The socially conservative among us are rightly concerned that we do not end up in the mess America is in where there are dozens of genders, and gender identity issues leading to all manner of psychological illnesses. We first need to know if we are seeing a genuine medical issue or socio-political psychological disorder - for want of better terminology (sounds a bit nazi!). The confusion we are now sowing in young people is leading to depression and suicide and when you look at Caitlyn Jenner, and the fawning cult built up around her, I genuinely wouldn't be surprised if provincial Poles and Ukrainians would rather go back into the Russian sphere than to become the degenerate mess that is now the USA.
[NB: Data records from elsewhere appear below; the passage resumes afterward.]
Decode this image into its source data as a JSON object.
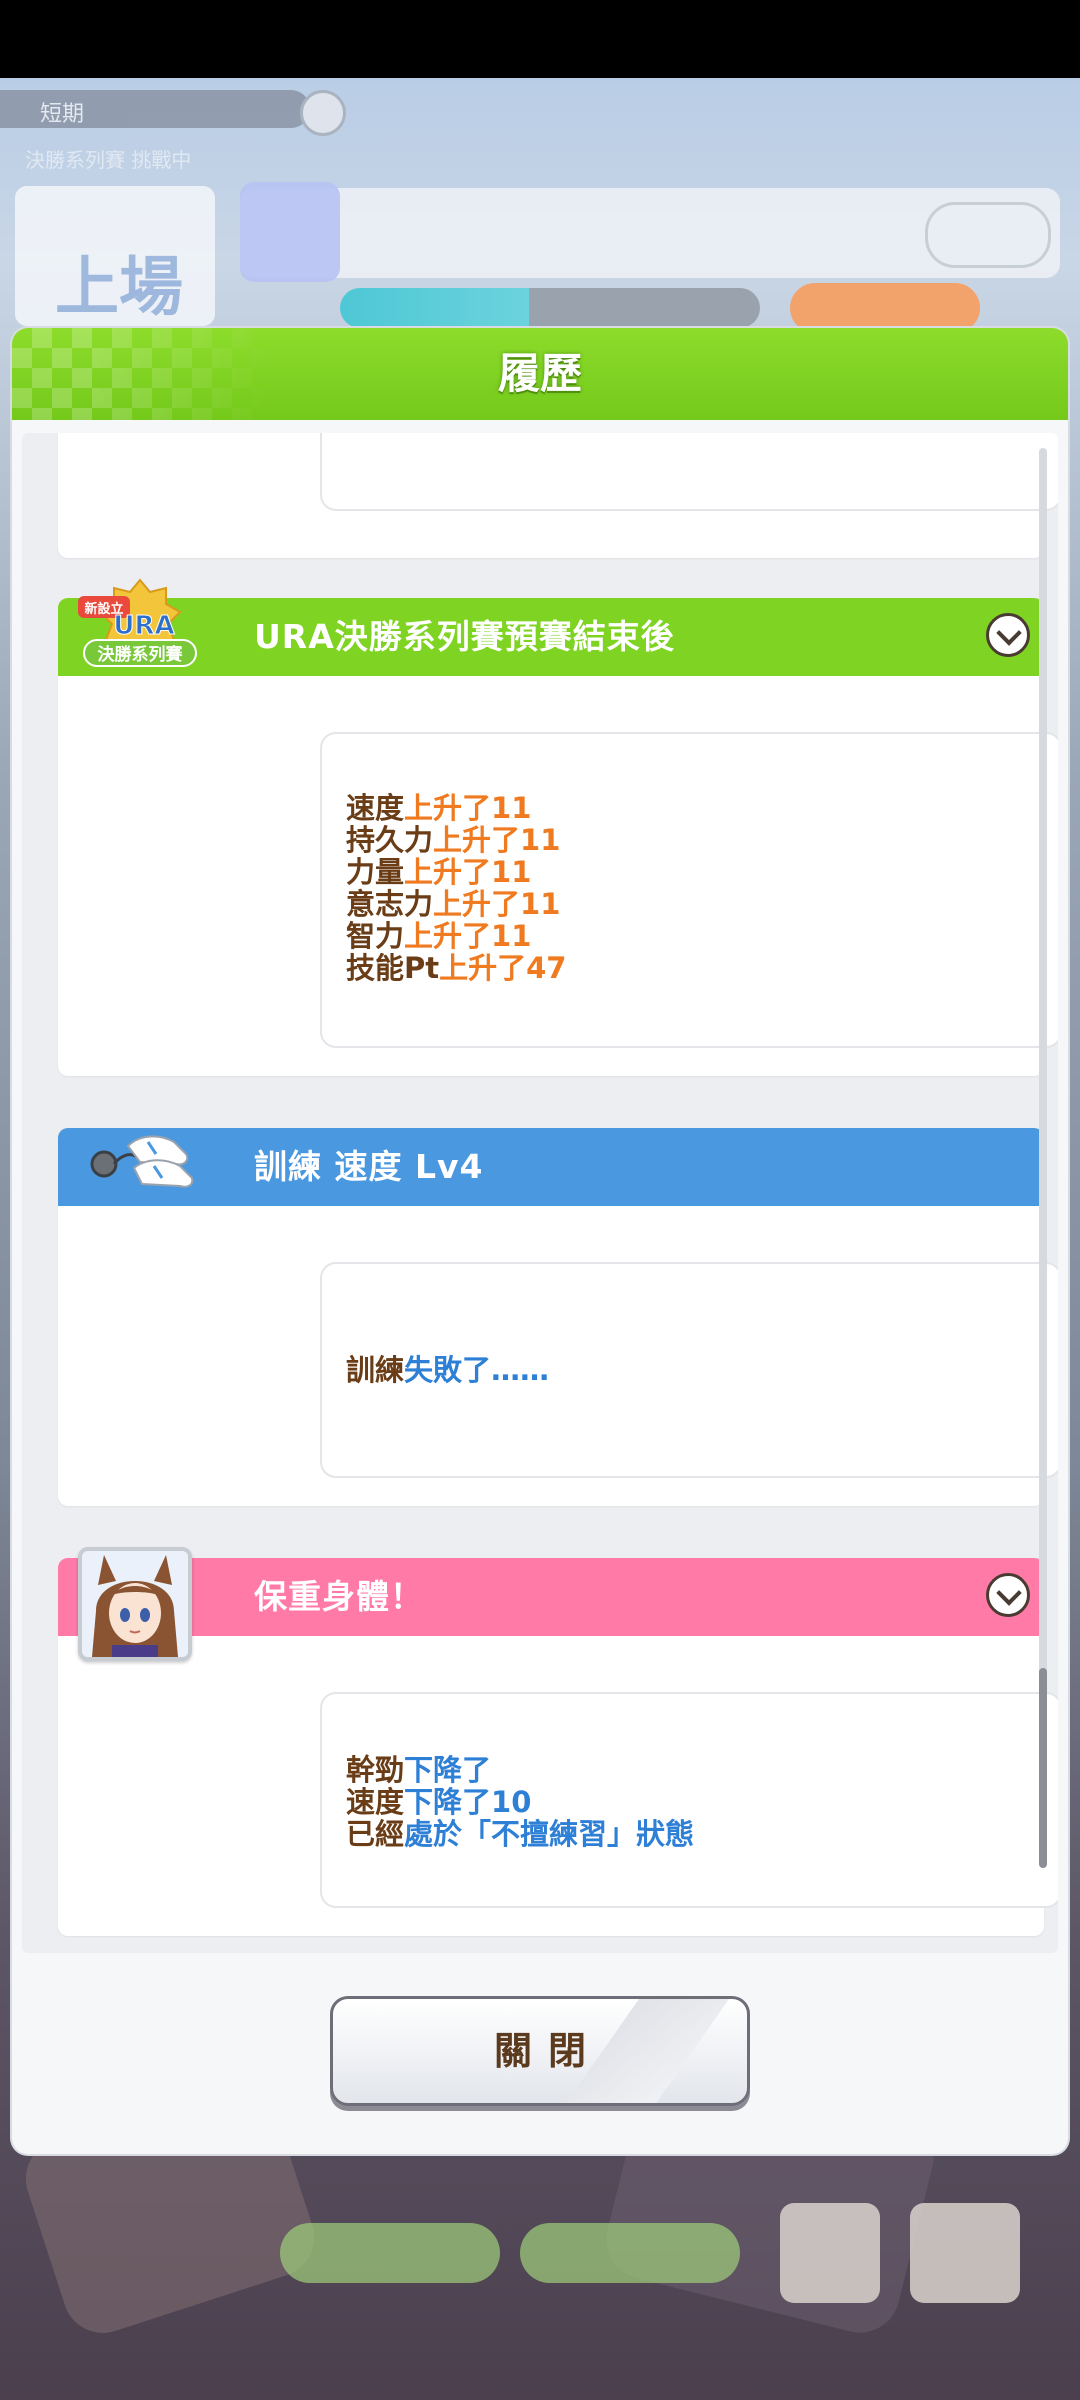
{
  "background": {
    "topbar_label": "短期",
    "subtitle": "決勝系列賽 挑戰中",
    "left_card_label": "上場"
  },
  "modal": {
    "title": "履歷",
    "close_label": "關閉"
  },
  "entries": [
    {
      "title": "URA決勝系列賽預賽結束後",
      "badge_text_top": "新設立",
      "badge_text_main": "URA",
      "badge_text_sub": "決勝系列賽",
      "lines": [
        {
          "key": "速度",
          "value": "上升了11"
        },
        {
          "key": "持久力",
          "value": "上升了11"
        },
        {
          "key": "力量",
          "value": "上升了11"
        },
        {
          "key": "意志力",
          "value": "上升了11"
        },
        {
          "key": "智力",
          "value": "上升了11"
        },
        {
          "key": "技能Pt",
          "value": "上升了47"
        }
      ]
    },
    {
      "title": "訓練 速度 Lv4",
      "lines": [
        {
          "key": "訓練",
          "value": "失敗了……"
        }
      ]
    },
    {
      "title": "保重身體！",
      "lines": [
        {
          "key": "幹勁",
          "value": "下降了"
        },
        {
          "key": "速度",
          "value": "下降了10"
        },
        {
          "key": "已經",
          "value": "處於「不擅練習」狀態"
        }
      ]
    }
  ],
  "colors": {
    "header_green": "#7fd322",
    "entry_ura": "#7fd322",
    "entry_training": "#4a98e0",
    "entry_health": "#ff7aa6",
    "text_key": "#6a3d17",
    "text_up": "#ef7a1f",
    "text_down": "#2e7fd6"
  }
}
Effectively, said with some mirth, we have become godless heathens in no position to be exporting our values. Furthermore the idea that we can export our so-called democratic values is also up for question in that we are increasingly electing either the intellectually subnormal or the criminally insane. The West is in a right old mess and our "democracy" is broken. Perhaps Turkey looking East is symptomatic?

In this, Putin is setting himself up as the defender of Christian values (whatever those are these days) where his authoritarianism is the equal and opposite of our own. Putin is pointing to the West and making a case that we have become so embroiled in our own navel-gazing that we have lost the capacity to adequately respond to existential threats such as Islamism where the inevitable consequence is the massacres in Paris. Correct me if I'm wrong, but doesn;t Melanie Phillips make that case?

Some observe that the propaganda efforts of Putin are now to sow just enough confusion that there is a tacit mandate for him to pretty much do as he pleases - and if that is the case then it seems to work. The fact Putin is murdering his way through his political opposition and jailing journalists doesn't seem to count for much these days.

It seems to me that the political elites of the West have become so far detached from their own citizenry that the values they export are those imposed on the us rather than judeo-christian values which are probably stronger than anyone still suspects. Through wealth and general slovenliness though we have abandoned faith and given way to a weak secularism that allows any old values to fill the vacuum. We have no answers.

Now at this point, if you're thinking this post is a load of rambling introspection, then you're absolutely right. (You may have another word for it). The purpose of this post is to explore how some of these issues interrelate. If the West wants to make a principled defence of liberty in the face of Russian illiberalism and aggression then Western leaders need to get back in touch with their peoples and we need a no holds barred debate about all of the politically correct assumptions we have been living under for the last three decades. Just how liberal are we really?

As much as Putin is able to exploit our military disarray he is able to exploit the West's own existential funk. This is why to my mind the weakening of the EU could not have come sooner. The Commission is no longer able to act as a rogue non-state actor and it is now only one voice among many now that Brexit has emboldened Poland, Romania and Hungary to speak up in their own names.

The decision as to whether we stand up to Putin in all things has to be one taken by common agreement rather than it being the geo-political DNA of a dysfunctional and dying supranational project. In this I believe there is common ground to be found with Russia that the European Commission could never find. There may be a way to pause the escalation and there may be a way forward where our allies do not have to choose between the dead hand of Russian authoritairnsm and the death spiral of the West.

It seems to me that we have few remaining chances to dissuade Russia from further destabilising Europe. To my mind that means cutting our losses where we have already failed but reinforcing our deterrent to ensure that state of hard-wired rivalry does not spiral into something that we will all live to regret. The election of Trump is a sign that America can meet Russia half way now that hyper-liberalism is dead. There may even be a way for UK to broker a new settlement. Whatever that looks like - it looks a lot better than war.